Moglewart was a most lonely thing.
the shittiest dj i ever seen...
STOP! We've already been over that... and it's "Morglewart," not "Moglewart."
... and so moving right along...
'morglewarts dear... that right, the doctor said I have morglewarts.." she sobbed to her husband. He was mighty upset w/ the results of the test.... He knew that the only way she could get morglewarts, a rare skin disease contracted from erotic acts w/ an avocado and other fruits most people actually think are vegetables, is if she was unfaithful. It hurt. He did everything: carved papyrus huts, manicured the tetherball courts, skewered different shapes of pinatas on golf clubs and hung them neatly off of the mantle in the living room... but it still wasn't enough. He loved her though. What was she getting from mis-understood fruits that she couldnt get from him? His mind would race at break-neck speeds and then just stall. She started to speak again,"look... there's this really shitty dj I've been seeing...

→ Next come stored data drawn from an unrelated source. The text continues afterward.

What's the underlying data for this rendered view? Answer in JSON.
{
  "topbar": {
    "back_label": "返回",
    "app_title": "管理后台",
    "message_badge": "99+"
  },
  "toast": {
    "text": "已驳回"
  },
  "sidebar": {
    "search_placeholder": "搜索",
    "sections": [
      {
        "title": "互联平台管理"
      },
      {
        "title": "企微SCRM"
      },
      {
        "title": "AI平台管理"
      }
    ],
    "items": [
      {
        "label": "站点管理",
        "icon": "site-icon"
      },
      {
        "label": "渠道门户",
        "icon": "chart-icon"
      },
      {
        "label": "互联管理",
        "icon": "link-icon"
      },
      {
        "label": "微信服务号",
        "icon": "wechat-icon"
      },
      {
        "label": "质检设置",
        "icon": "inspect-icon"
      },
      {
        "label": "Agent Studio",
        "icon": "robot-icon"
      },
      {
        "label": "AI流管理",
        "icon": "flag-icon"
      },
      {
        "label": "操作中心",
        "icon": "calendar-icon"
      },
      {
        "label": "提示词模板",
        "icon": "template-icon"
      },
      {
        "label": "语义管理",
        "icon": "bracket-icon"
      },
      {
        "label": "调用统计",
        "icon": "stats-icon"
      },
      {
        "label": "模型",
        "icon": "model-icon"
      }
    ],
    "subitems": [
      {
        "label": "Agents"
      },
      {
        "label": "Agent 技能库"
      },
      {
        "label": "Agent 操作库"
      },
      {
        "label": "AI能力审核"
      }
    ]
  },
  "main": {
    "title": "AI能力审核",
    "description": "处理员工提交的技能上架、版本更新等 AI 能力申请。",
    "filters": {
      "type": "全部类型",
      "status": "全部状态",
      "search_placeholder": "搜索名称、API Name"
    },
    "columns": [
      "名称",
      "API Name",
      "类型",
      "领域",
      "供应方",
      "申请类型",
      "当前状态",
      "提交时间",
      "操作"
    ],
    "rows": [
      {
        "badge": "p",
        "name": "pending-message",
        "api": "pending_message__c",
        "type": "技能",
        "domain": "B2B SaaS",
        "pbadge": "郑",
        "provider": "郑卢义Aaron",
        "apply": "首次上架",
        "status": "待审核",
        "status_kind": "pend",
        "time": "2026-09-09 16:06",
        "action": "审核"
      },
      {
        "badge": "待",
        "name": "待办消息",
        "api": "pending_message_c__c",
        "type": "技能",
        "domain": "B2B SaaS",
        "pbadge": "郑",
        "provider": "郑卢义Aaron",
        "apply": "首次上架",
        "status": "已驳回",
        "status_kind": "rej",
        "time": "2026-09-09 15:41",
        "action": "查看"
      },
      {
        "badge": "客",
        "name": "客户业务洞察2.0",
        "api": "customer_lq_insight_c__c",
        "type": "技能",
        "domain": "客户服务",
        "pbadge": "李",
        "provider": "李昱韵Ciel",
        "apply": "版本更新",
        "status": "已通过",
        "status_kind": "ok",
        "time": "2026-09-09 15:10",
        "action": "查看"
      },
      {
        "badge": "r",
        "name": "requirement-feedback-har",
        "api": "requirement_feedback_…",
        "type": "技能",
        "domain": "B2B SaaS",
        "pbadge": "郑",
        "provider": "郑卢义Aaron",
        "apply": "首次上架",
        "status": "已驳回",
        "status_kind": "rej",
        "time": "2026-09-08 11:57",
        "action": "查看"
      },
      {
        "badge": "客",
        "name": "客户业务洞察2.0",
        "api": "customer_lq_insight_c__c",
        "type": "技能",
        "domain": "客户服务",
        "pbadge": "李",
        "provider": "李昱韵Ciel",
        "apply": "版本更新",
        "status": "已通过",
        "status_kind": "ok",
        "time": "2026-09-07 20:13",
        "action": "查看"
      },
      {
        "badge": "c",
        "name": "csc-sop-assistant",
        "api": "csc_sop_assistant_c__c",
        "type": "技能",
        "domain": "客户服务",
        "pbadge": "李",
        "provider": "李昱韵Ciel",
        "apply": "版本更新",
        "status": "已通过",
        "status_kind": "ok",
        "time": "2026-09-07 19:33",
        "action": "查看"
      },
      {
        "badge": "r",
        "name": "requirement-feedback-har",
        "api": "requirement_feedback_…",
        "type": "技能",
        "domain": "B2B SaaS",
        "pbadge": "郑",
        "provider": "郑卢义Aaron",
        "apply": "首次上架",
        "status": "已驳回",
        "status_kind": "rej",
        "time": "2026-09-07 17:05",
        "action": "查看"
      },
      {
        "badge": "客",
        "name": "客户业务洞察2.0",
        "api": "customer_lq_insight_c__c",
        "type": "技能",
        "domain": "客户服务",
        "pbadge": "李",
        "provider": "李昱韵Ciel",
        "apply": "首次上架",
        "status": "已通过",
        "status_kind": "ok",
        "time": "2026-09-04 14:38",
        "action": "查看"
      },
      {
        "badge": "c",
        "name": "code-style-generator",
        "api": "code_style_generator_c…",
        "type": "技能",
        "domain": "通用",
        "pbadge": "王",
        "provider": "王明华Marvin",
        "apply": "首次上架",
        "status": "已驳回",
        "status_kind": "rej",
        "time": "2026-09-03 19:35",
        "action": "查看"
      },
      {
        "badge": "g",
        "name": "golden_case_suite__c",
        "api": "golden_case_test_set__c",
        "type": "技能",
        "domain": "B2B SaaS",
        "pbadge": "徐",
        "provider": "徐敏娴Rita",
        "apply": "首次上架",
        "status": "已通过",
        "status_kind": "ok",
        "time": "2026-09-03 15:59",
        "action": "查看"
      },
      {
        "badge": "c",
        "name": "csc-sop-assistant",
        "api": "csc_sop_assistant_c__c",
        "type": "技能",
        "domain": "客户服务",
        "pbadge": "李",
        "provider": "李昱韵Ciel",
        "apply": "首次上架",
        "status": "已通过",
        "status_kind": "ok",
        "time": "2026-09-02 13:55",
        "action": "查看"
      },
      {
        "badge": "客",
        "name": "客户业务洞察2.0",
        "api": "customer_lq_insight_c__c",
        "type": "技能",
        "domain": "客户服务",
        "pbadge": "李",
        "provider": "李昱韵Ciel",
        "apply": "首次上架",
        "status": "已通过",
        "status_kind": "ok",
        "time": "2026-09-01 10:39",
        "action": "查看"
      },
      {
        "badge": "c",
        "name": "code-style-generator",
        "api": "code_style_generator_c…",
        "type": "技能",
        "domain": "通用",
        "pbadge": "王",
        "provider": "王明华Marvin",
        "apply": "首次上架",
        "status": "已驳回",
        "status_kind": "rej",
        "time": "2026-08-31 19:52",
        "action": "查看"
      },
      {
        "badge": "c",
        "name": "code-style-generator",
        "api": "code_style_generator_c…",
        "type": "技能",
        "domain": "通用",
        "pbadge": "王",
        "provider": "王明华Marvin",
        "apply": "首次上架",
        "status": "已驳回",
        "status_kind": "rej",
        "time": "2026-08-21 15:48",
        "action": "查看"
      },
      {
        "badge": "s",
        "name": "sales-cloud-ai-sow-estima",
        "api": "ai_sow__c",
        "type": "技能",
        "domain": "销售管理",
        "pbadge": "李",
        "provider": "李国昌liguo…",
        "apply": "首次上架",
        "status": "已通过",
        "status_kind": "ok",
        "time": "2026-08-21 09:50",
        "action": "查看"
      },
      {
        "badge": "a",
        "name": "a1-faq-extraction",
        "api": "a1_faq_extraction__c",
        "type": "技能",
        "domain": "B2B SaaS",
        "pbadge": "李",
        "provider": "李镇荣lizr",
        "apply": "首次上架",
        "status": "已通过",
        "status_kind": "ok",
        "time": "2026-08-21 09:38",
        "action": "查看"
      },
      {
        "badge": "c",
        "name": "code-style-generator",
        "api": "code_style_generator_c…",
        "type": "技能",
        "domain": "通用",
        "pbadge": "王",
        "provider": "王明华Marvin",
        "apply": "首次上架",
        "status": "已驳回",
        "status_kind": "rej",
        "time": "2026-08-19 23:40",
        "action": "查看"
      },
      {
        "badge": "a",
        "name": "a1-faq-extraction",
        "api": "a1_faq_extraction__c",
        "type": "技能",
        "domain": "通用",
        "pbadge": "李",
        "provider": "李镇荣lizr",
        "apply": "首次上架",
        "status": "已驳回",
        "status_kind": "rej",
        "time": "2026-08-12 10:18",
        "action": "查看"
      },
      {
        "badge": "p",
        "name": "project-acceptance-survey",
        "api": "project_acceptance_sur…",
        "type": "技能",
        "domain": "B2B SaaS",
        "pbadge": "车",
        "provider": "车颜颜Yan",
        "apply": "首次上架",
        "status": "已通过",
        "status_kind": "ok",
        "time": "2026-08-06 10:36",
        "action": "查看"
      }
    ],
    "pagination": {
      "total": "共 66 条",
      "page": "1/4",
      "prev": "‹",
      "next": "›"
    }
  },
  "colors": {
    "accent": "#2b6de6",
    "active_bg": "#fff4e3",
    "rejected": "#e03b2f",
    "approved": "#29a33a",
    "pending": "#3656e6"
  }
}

we had sex together and i liked it. he probably gave me the damn disease. do me a favore.... kill him for me."
A tiny voice in her head that she hadn't heard in years cried out, "If you continue like this, there's no telling where you'll end up. Can't you do any better? Can't you find something that really gives you the satisfaction you desire? Maybe you'll just be as much of a failure as you've always been, just reaching the hollow goals you set before yourself." And it scared her, because she realized it was true. This wasn't about fucking another stupid dj, it was about finding ways she could keep herself from dealing with her real problems. Maybe it was time to go home...
So she started for home, but half way there she pulled in front of a tractor trailer hauling nuclear waste. She was unhurt but the trailer slammed into a bridge support. The nuclear material went critical and everyone died. I mean EVERYONE: Mogalwertz, Cal Ripkin, Newt, Jesse Jackson, Bob Dylan, Vince Foster (forgot), the artistformerlyknown as Prince,Bevis. Just everyone. All the mice were gone. All the rabbits too. In San Fransisco a gerbil died half in and half out of some stranger's butt. David Letterman's pencil vaporized in mid air. You get the idea. The End Hey, what's that in the primordial soup? Could that be simple chemicals being cooked into protiens? Doesn't that gloop look like someone you know?...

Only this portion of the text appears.